Revision under Finite Conditions explicitly brings these lines together. The paper presents revision as the mediating transformation operation between friction, falsification, search, and renewed stabilization. In doing so, it makes visible the operative core movement of epistemics: models are not merely formed or discarded, but are orderly rebuilt under pressure.

Beyond Physics and Metaphysics extends the framework toward a broader question of order. The paper introduces the distinction among subjective, intersubjective, and functional-empirical reality and shows that many conflicts arise because these domains are silently conflated. It is thus a key text for the project’s larger architecture of reality.

Relative Reality Theory deepens this work of ordering. The paper asks in what sense something can count as real and develops a layered view of reality, validity, and stability. It is especially helpful where conflicts do not arise simply from a lack of facts, but from competing claims about reality.



Why a Cosmological World Model Is Not Enough shows how the basic ideas of epistemics can be applied to a concrete scientific field. The paper argues that persistent tensions in modern cosmology need not be merely local measurement problems, but may also point to an overextension of architectural claims to unity. It therefore serves as a first clear application example of the project.

The Limits of the Self in Ontological Materialism does not belong directly to the core schema of epistemics, but stands in close relation to its general problematic. The paper investigates the question of personal identity and shows that a strictly materialist framework cannot ground exclusive personal persistence without additional assumptions. In this way, it marks an important adjacent contribution, showing how questions of models, claims about reality, and limitation also become relevant in other philosophical fields.

Taken together, then, the individual papers do not form a loose juxtaposition, but a coherent structure. Some texts lay bare the conceptual and operative architecture, others clarify broader questions of order, and still others show applications or adjacent zones of difficulty. That is precisely why Epistemics.de is meant to be not merely a collection of publications, but a readable map of the project.

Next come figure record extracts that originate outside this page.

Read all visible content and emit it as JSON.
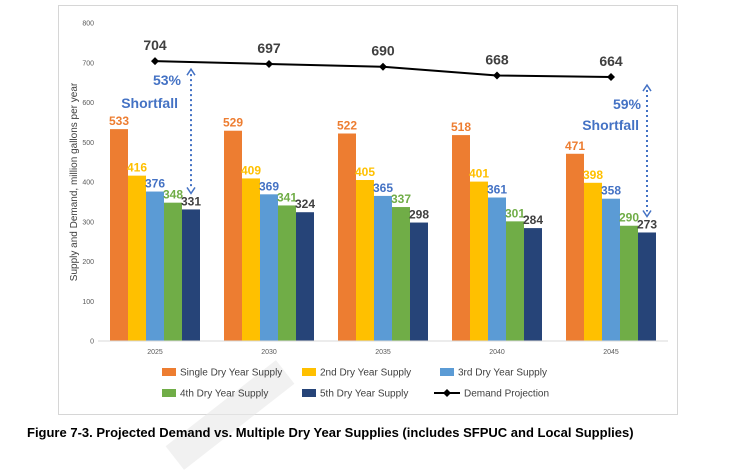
{
  "caption": "Figure 7-3. Projected Demand vs. Multiple Dry Year Supplies (includes SFPUC and Local Supplies)",
  "chart_data": {
    "type": "bar",
    "title": "",
    "ylabel": "Supply and Demand, million gallons per year",
    "xlabel": "",
    "ylim": [
      0,
      800
    ],
    "yticks": [
      0,
      100,
      200,
      300,
      400,
      500,
      600,
      700,
      800
    ],
    "categories": [
      "2025",
      "2030",
      "2035",
      "2040",
      "2045"
    ],
    "grid": false,
    "legend_position": "bottom",
    "series": [
      {
        "name": "Single Dry Year Supply",
        "color": "#ed7d31",
        "values": [
          533,
          529,
          522,
          518,
          471
        ]
      },
      {
        "name": "2nd Dry Year Supply",
        "color": "#ffc000",
        "values": [
          416,
          409,
          405,
          401,
          398
        ]
      },
      {
        "name": "3rd Dry Year Supply",
        "color": "#5b9bd5",
        "values": [
          376,
          369,
          365,
          361,
          358
        ]
      },
      {
        "name": "4th Dry Year Supply",
        "color": "#70ad47",
        "values": [
          348,
          341,
          337,
          301,
          290
        ]
      },
      {
        "name": "5th Dry Year Supply",
        "color": "#264478",
        "values": [
          331,
          324,
          298,
          284,
          273
        ]
      }
    ],
    "line_series": {
      "name": "Demand Projection",
      "color": "#000000",
      "values": [
        704,
        697,
        690,
        668,
        664
      ]
    },
    "annotations": [
      {
        "category": "2025",
        "percent": "53%",
        "label": "Shortfall"
      },
      {
        "category": "2045",
        "percent": "59%",
        "label": "Shortfall"
      }
    ],
    "label_colors": [
      "#ed7d31",
      "#ffc000",
      "#4472c4",
      "#70ad47",
      "#404040"
    ],
    "annotation_color": "#4472c4"
  }
}
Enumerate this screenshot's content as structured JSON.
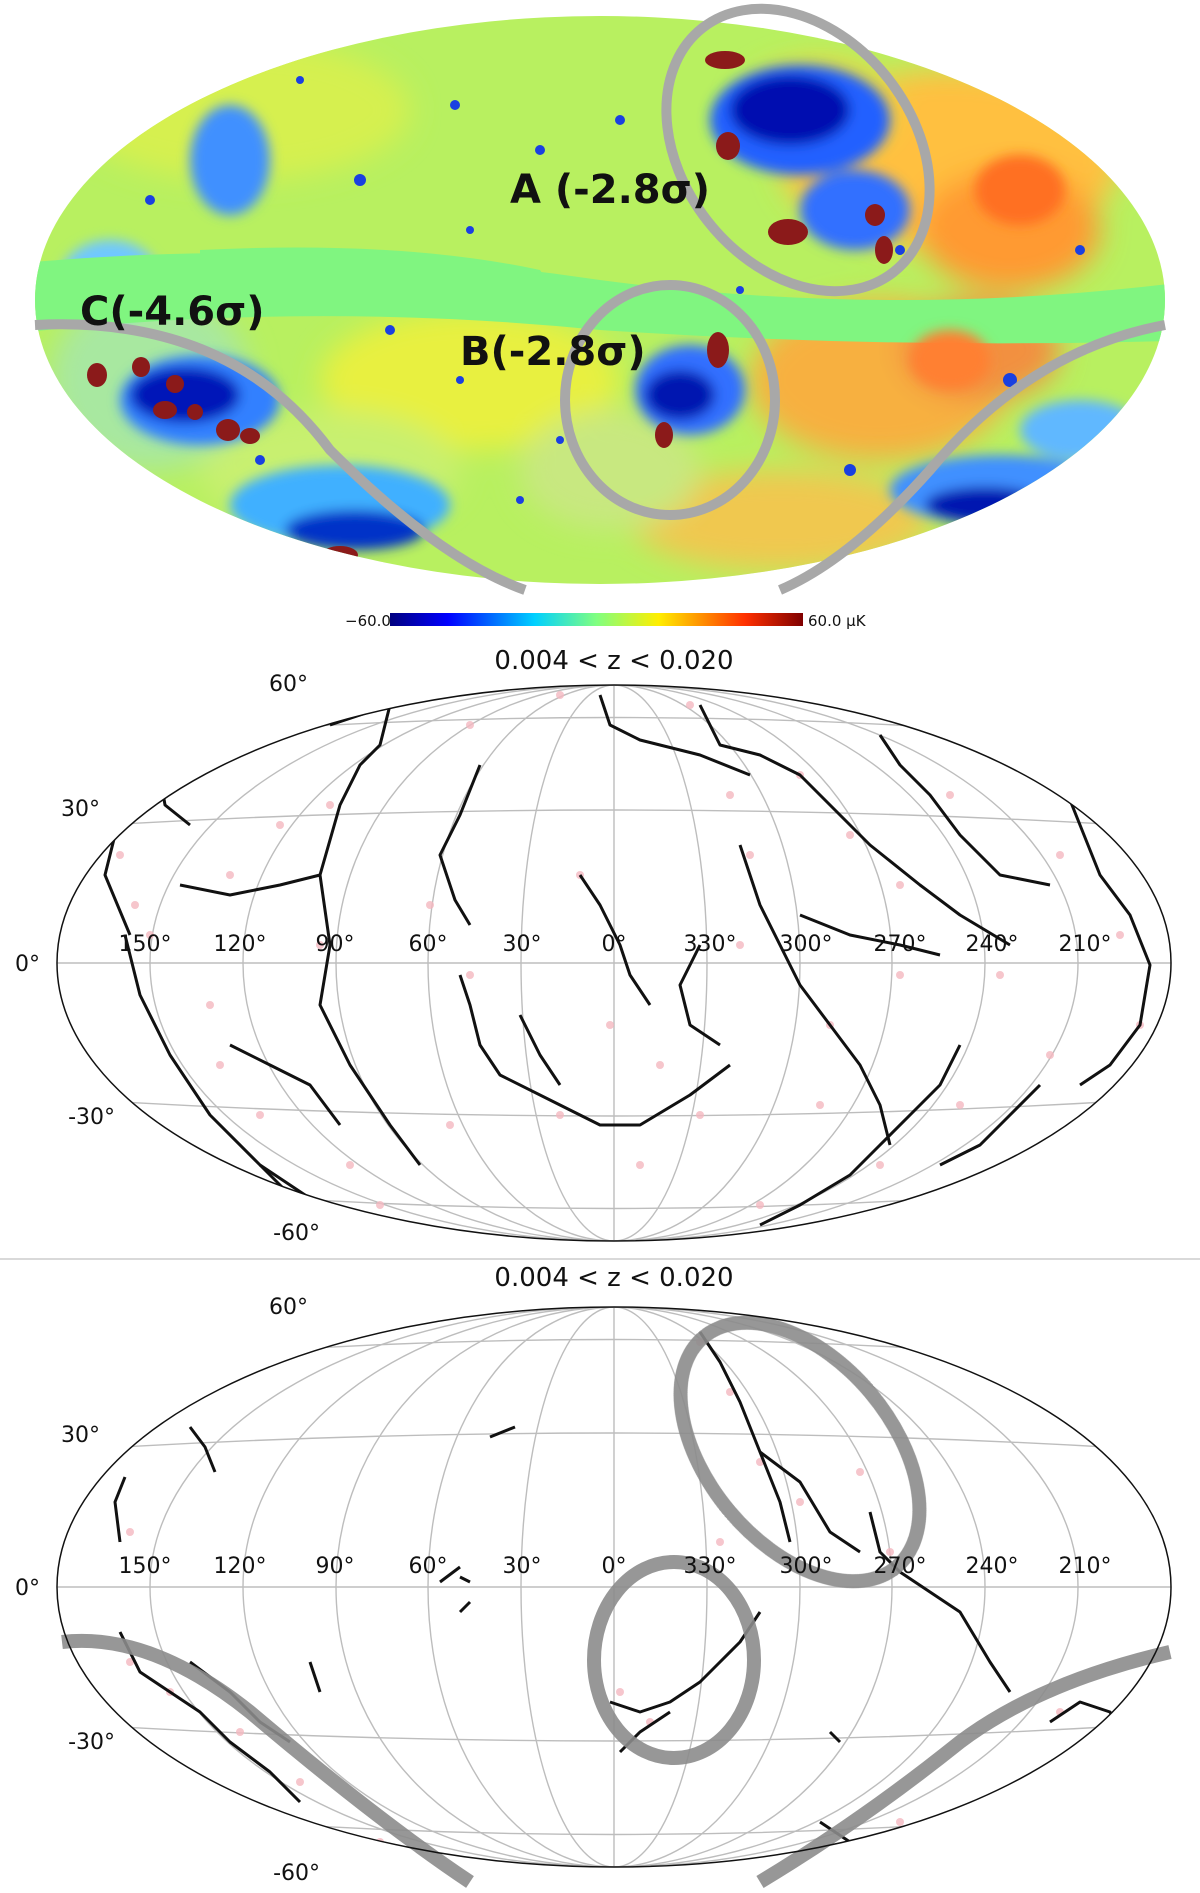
{
  "temperature_map": {
    "regions": [
      {
        "id": "A",
        "label": "A (-2.8σ)"
      },
      {
        "id": "B",
        "label": "B(-2.8σ)"
      },
      {
        "id": "C",
        "label": "C(-4.6σ)"
      }
    ],
    "colorbar": {
      "min_label": "−60.0",
      "max_label": "60.0 μK",
      "colors": [
        "#00007f",
        "#0040ff",
        "#30c8ff",
        "#80ff80",
        "#ffff30",
        "#ff8000",
        "#7f0000"
      ]
    },
    "colors": {
      "background_mask": "#80f580",
      "cold_spot_dark": "#8b1a1a",
      "contour": "#a8a8a8"
    }
  },
  "filament_maps": [
    {
      "title": "0.004 < z < 0.020",
      "lon_ticks": [
        "150°",
        "120°",
        "90°",
        "60°",
        "30°",
        "0°",
        "330°",
        "300°",
        "270°",
        "240°",
        "210°"
      ],
      "lat_ticks": [
        "60°",
        "30°",
        "0°",
        "-30°",
        "-60°"
      ],
      "masked": false
    },
    {
      "title": "0.004 < z < 0.020",
      "lon_ticks": [
        "150°",
        "120°",
        "90°",
        "60°",
        "30°",
        "0°",
        "330°",
        "300°",
        "270°",
        "240°",
        "210°"
      ],
      "lat_ticks": [
        "60°",
        "30°",
        "0°",
        "-30°",
        "-60°"
      ],
      "masked": true
    }
  ],
  "colors": {
    "filament": "#111111",
    "galaxy_points": "#f4b8c0",
    "grid": "#bdbdbd",
    "mask_contour": "#8c8c8c"
  }
}
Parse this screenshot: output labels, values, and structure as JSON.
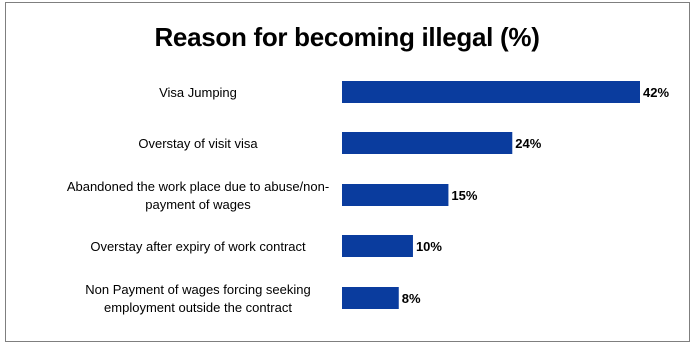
{
  "chart_data": {
    "type": "bar",
    "orientation": "horizontal",
    "title": "Reason for becoming illegal (%)",
    "categories": [
      [
        "Visa Jumping"
      ],
      [
        "Overstay of visit visa"
      ],
      [
        "Abandoned the work place due to abuse/non-",
        "payment of wages"
      ],
      [
        "Overstay after expiry of work contract"
      ],
      [
        "Non Payment of wages forcing seeking",
        "employment outside the contract"
      ]
    ],
    "values": [
      42,
      24,
      15,
      10,
      8
    ],
    "data_labels": [
      "42%",
      "24%",
      "15%",
      "10%",
      "8%"
    ],
    "xlim": [
      0,
      42
    ],
    "grid": false,
    "bar_color": "#0a3c9e"
  }
}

11. Why Epistemics Is Necessary Today

Epistemics begins with a simple but far-reaching insight: we do not grasp the world directly, but only in ordered, robust, and always provisional forms. That is precisely where its importance lies. It makes visible that knowledge does not rest on ultimate foundations, but on assumptions, stabilizations, and revisions that make orientation and action possible in the first place. At the same time, it explains why such orders so easily come to appear as reality itself, even though they hold only under finite conditions.

In this sense, epistemics does not seek to proclaim an ultimate reality, but to make readable the forms through which reality becomes intelligible, robust, and corrigible for us at all. That is exactly why it is today more than a specialized philosophical topic. In a world of growing complexity, technical dynamism, and competing claims about reality, it becomes increasingly important not merely to accumulate more knowledge, but to understand the orders through which knowledge, validity, and orientation become possible in the first place.